L'historien médiéviste a divisé son ouvrage en deux parties d'égale importance qui couvrent les mêmes période. Après la présentation des cartographes (cf. l'illustration de couverture), la première partie fait l'inventaire des multiples chroniqueurs (al-Bakrî, al-Balâdhurî, al-Tabari, etc), ainsi priorité est donnée aux représentations de la vie maritime ou littorale, plutôt rares dans leurs chroniques, un peu plus présentes dans les récits de voyages (rihla) dont le livre d'Ibn Battuta est le plus connu, mais bien tardif. Les chapitres progressent au rythme des califats, depuis les Omeyyades et les Abbassides, jusqu'aux Almoravides et Almohades en passant par les Fatimides chiites.
La seconde partie suit la même organisation par califats en insistant sur les opérations militaires, qui ont en grande partie été citées précédemment. Ainsi le lecteur parcourt-il deux fois les six siècles couverts par cette étude, avec pour résultat assez regrettable de s'embrouiller facilement ou l'impression — erronée ! — de tourner en rond.

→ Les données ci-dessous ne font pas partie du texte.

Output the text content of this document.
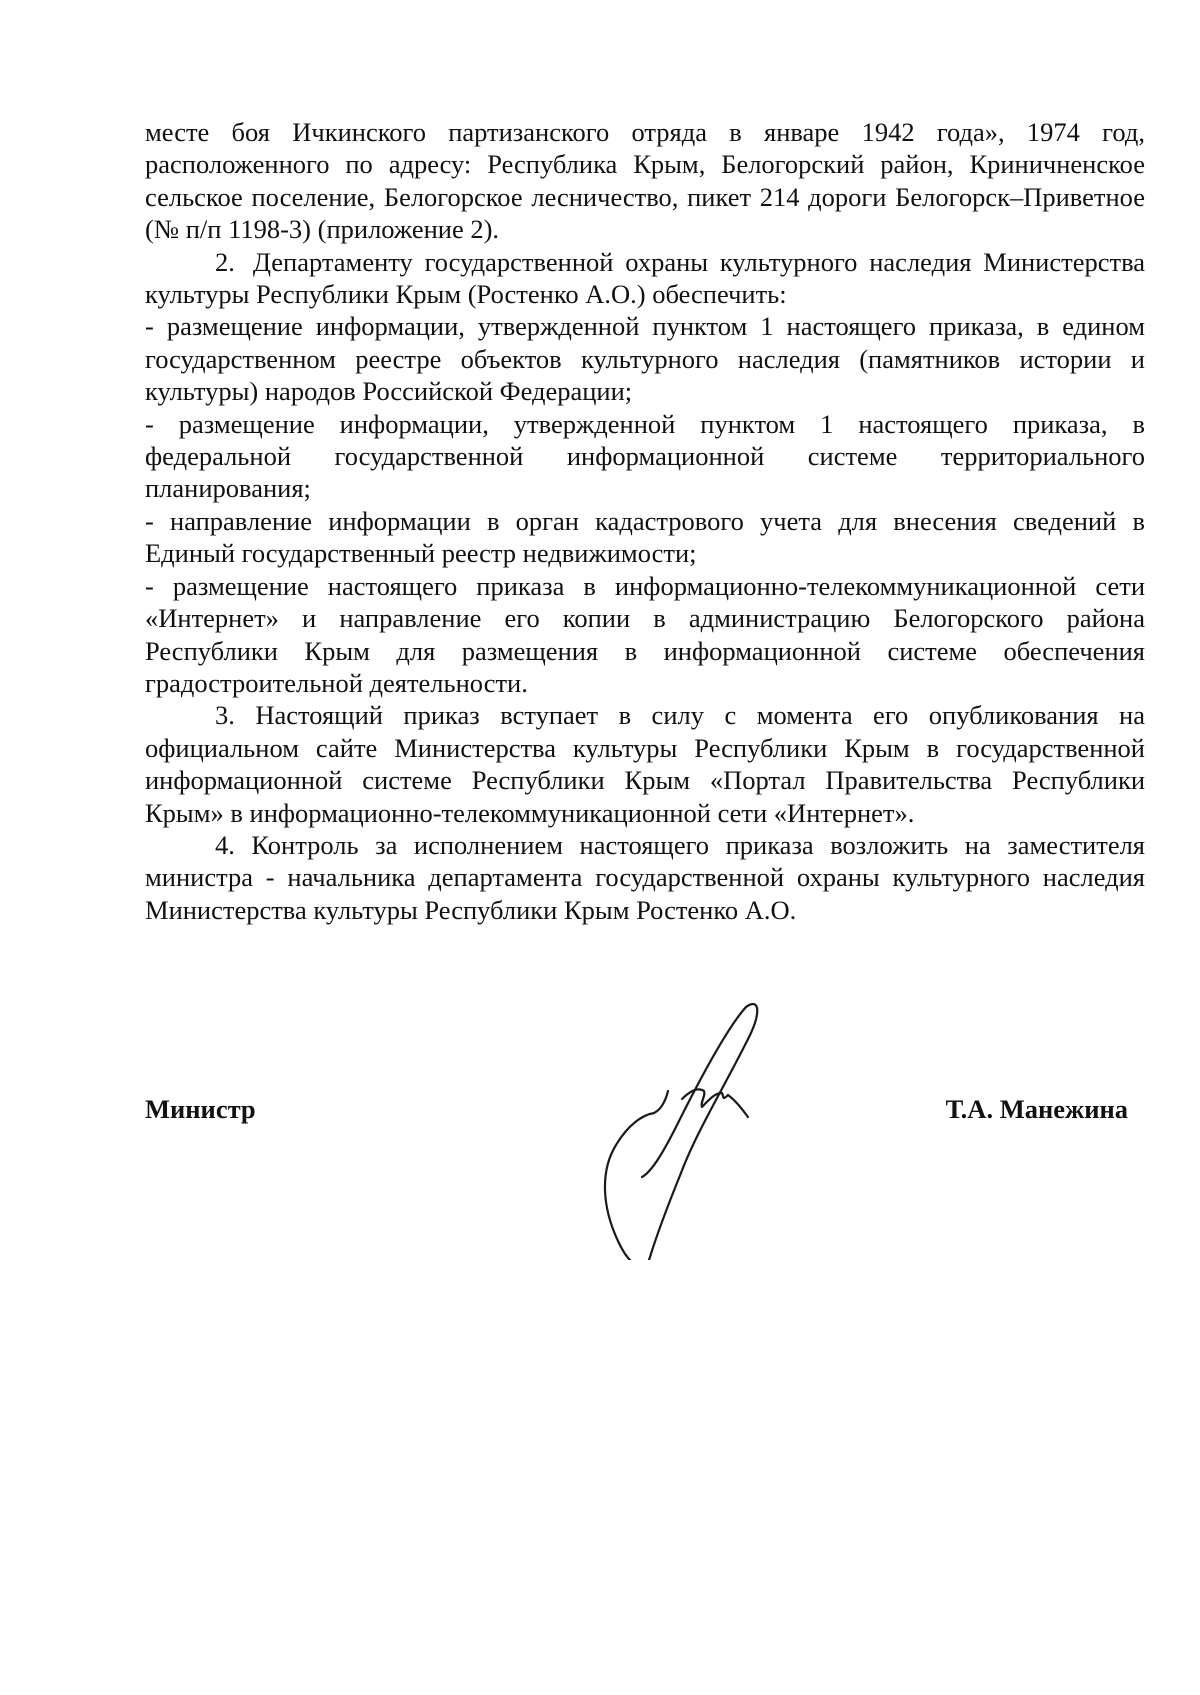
месте боя Ичкинского партизанского отряда в январе 1942 года», 1974 год, расположенного по адресу: Республика Крым, Белогорский район, Криничненское сельское поселение, Белогорское лесничество, пикет 214 дороги Белогорск–Приветное (№ п/п 1198-3) (приложение 2).

2. Департаменту государственной охраны культурного наследия Министерства культуры Республики Крым (Ростенко А.О.) обеспечить:

- размещение информации, утвержденной пунктом 1 настоящего приказа, в едином государственном реестре объектов культурного наследия (памятников истории и культуры) народов Российской Федерации;

- размещение информации, утвержденной пунктом 1 настоящего приказа, в федеральной государственной информационной системе территориального планирования;

- направление информации в орган кадастрового учета для внесения сведений в Единый государственный реестр недвижимости;

- размещение настоящего приказа в информационно-телекоммуникационной сети «Интернет» и направление его копии в администрацию Белогорского района Республики Крым для размещения в информационной системе обеспечения градостроительной деятельности.

3. Настоящий приказ вступает в силу с момента его опубликования на официальном сайте Министерства культуры Республики Крым в государственной информационной системе Республики Крым «Портал Правительства Республики Крым» в информационно-телекоммуникационной сети «Интернет».

4. Контроль за исполнением настоящего приказа возложить на заместителя министра - начальника департамента государственной охраны культурного наследия Министерства культуры Республики Крым Ростенко А.О.

Министр	Т.А. Манежина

    D'autre part, l'immense érudition de l'historien limite l'accès au lecteur informé déjà capable de situer les califats et les émirats dans l'espace et le temps, même s'il peut toujours s'aider des cartes (pages 407-418) et d'un index bien utile qui, pour ne donner qu'un exemple, à l'entrée “Ayyoubides” ajoute la précision « sultans d'Égypte, 1171-1250 » avant de renvoyer à la pagination des occurrences. Mais s'il faut souligner un mérite particulier de cet ouvrage, c'est bien sûr à l'évocation des chroniqueurs qu'on pensera — d'où la longue liste des sources primaires aux pages 357-368.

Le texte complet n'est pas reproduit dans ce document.